Avec des films comme « Le Parrain » et « Hester Street », qui dépeignaient les défis que l’immigration posait à une jeune famille juive de New York, la culture américaine s’est tournée vers le Vieux Monde – les pays européens d’où les immigrants blancs avaient immigré – comme source de valeurs familiales et d’intégrité communautaire. Et dans ce contexte, changer de nom semblait être une trahison de la famille, de la communauté et de l’identité.

Des années 1970 aux années 1990, des romans, des films et des pièces de théâtre qui dépeignent la vie juive, comme la pièce de Wendy Wasserstein « Isn’t It Romantic? »et le film de Barry Levinson, « Avalon », représentait les changeurs de nom comme des phonies ou des ventes.

Bien que les Juifs ne soient pas les seuls à éprouver ce désir d’authenticité, mes recherches suggèrent qu’ils ont changé de nom en nombre disproportionné par rapport à d’autres groupes en réponse à l’antisémitisme américain.
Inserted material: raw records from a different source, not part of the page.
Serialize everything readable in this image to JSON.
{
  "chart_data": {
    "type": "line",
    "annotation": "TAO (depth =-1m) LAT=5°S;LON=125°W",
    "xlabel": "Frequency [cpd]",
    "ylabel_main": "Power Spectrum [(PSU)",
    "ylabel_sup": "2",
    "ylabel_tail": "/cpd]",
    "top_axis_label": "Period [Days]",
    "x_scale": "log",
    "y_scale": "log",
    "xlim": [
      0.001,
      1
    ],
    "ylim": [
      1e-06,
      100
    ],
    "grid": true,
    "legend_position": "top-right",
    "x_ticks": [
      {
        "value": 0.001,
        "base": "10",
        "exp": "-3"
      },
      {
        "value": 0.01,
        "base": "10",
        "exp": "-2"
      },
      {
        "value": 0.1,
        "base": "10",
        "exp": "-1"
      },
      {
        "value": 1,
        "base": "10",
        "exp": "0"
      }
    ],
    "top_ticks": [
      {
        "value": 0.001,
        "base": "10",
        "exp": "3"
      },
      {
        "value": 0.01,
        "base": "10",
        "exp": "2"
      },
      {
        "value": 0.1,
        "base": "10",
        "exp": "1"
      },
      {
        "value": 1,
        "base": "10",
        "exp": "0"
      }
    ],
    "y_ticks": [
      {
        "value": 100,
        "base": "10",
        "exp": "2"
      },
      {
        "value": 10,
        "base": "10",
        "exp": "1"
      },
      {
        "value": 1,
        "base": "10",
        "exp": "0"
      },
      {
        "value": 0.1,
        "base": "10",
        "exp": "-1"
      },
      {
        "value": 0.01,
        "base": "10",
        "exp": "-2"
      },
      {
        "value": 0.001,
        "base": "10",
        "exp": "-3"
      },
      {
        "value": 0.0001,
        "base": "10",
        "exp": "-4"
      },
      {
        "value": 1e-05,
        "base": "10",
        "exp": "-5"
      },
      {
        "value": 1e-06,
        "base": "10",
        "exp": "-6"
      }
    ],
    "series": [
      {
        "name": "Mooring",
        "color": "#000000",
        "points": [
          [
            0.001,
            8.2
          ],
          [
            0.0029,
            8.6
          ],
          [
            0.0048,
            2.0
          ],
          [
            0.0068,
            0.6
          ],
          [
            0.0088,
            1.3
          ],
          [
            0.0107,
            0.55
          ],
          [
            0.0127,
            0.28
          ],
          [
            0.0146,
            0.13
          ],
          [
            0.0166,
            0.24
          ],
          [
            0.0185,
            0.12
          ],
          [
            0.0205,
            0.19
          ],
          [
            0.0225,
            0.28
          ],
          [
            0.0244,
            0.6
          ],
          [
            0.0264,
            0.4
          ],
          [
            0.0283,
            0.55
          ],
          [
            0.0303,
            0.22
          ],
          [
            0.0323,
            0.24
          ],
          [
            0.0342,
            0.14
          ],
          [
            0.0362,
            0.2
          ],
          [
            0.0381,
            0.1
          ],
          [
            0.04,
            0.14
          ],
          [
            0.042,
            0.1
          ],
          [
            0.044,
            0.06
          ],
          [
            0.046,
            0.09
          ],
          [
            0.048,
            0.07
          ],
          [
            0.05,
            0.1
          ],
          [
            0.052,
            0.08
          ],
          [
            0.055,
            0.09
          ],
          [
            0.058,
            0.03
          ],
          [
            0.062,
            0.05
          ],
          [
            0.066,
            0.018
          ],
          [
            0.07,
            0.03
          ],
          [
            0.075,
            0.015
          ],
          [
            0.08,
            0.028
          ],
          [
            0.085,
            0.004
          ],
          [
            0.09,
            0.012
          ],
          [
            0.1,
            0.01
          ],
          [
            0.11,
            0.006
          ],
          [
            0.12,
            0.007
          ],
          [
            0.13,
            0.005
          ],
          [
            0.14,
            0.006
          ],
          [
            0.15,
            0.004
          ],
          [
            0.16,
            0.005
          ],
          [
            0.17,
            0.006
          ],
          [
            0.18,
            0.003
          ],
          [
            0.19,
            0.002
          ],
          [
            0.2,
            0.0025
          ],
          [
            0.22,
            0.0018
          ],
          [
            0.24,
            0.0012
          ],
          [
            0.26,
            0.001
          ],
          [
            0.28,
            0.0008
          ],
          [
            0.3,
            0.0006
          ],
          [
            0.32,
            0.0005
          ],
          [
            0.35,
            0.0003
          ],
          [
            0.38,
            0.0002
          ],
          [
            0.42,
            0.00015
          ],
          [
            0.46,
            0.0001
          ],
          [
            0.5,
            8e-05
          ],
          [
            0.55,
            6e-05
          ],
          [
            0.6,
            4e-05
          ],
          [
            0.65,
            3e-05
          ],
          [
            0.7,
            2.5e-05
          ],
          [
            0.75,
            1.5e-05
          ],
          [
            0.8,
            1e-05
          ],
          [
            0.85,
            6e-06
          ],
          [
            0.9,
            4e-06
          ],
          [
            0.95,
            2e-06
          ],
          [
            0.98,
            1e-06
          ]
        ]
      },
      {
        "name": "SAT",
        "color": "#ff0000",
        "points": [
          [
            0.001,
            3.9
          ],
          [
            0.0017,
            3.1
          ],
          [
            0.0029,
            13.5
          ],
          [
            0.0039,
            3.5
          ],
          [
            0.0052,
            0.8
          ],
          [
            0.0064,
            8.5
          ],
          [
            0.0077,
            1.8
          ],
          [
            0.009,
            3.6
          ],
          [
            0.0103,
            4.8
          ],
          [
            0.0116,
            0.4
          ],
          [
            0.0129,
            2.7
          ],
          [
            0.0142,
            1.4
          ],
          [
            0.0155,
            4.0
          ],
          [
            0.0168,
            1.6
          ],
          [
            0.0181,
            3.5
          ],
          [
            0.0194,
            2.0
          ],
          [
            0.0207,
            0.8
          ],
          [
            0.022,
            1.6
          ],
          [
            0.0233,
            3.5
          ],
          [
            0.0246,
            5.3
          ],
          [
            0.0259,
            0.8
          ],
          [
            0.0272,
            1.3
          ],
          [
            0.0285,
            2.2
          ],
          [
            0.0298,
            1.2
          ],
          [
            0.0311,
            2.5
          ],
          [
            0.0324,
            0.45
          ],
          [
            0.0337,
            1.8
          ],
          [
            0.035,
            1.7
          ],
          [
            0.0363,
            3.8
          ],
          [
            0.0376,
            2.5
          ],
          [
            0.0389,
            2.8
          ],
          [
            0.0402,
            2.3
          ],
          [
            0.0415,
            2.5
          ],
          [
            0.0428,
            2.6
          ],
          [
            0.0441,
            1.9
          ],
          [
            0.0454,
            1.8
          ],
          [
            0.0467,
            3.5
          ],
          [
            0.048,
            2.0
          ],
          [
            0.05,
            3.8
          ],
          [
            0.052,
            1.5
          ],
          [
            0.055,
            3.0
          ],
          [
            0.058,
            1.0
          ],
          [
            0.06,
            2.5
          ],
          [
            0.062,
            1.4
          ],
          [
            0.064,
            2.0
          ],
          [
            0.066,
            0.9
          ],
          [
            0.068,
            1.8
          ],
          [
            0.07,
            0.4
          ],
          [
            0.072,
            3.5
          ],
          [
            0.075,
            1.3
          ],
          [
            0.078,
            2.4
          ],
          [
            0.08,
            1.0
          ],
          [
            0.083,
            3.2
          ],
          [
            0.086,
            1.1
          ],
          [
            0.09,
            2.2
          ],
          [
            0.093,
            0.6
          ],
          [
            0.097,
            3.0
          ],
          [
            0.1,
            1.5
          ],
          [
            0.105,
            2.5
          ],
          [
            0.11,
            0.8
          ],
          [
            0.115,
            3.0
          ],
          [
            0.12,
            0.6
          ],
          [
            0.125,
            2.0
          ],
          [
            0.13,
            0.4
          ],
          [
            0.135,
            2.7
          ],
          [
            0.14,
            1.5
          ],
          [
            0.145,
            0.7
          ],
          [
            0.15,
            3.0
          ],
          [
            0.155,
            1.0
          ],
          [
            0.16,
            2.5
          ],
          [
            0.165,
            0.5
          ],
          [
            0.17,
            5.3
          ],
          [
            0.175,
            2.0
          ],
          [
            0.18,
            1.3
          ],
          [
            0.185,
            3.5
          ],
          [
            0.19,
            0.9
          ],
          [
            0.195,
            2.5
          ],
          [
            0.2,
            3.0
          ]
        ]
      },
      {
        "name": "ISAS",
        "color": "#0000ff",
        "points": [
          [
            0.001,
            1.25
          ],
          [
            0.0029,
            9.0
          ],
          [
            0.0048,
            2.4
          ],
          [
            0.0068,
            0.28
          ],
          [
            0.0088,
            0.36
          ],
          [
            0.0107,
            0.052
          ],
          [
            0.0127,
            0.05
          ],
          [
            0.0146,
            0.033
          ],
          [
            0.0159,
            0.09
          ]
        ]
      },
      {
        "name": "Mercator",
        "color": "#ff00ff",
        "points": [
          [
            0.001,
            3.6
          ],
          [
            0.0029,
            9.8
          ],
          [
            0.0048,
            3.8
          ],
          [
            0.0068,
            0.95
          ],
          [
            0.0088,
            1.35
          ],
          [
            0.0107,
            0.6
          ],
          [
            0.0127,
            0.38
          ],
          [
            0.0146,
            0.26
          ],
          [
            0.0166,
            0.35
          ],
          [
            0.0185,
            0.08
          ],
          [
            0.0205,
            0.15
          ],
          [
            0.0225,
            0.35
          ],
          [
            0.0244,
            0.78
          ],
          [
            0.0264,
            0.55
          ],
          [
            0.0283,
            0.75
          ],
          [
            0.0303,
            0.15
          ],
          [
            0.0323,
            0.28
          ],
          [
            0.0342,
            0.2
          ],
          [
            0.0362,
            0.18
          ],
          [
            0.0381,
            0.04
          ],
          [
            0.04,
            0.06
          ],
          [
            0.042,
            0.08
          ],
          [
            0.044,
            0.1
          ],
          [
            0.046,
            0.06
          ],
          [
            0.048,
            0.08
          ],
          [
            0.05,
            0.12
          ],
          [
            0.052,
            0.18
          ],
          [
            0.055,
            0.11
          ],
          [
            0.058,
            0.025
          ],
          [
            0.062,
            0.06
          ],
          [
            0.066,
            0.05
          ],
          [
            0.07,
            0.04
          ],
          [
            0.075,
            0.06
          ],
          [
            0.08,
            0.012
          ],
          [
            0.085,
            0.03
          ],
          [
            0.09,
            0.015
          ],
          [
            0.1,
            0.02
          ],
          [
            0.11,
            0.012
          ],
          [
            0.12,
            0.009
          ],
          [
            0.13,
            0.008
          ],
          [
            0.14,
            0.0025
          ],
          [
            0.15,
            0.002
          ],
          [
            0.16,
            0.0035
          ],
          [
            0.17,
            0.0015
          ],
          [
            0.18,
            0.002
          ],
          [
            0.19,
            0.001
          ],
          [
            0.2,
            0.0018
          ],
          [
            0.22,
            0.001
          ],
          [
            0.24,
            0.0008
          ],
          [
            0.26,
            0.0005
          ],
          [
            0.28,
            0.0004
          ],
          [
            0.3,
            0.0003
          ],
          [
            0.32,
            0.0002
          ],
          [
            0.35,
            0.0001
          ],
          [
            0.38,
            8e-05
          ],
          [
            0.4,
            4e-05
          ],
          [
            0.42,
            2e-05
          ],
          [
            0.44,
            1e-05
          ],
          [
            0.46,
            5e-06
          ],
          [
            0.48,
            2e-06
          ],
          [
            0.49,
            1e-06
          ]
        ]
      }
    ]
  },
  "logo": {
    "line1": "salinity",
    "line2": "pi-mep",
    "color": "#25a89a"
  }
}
Dans une culture qui avait commencé à embrasser le Vieux Monde comme source de valeurs authentiques, le fait que leurs parents et grands-parents aient volontairement changé leurs propres noms de leurs Juifs d’origine a peut-être été douloureux à accepter pour de nombreux Juifs américains. Blâmer les fonctionnaires insensibles d’Ellis Island pour avoir effacé les noms juifs était une tâche beaucoup plus facile.

Mais cet accent mis sur Ellis Island n’a fait qu’occulter les raisons compliquées pour lesquelles les Juifs ont réellement changé leur propre nom.

La blague de Sean Ferguson est donc plus qu’une simple blague. Il illustre la façon dont le peuple juif a lutté, et continue de lutter, avec son identité en Amérique. Cela montre à quel point il est difficile de s’attaquer au passé, mais aussi à quel point ce combat est important.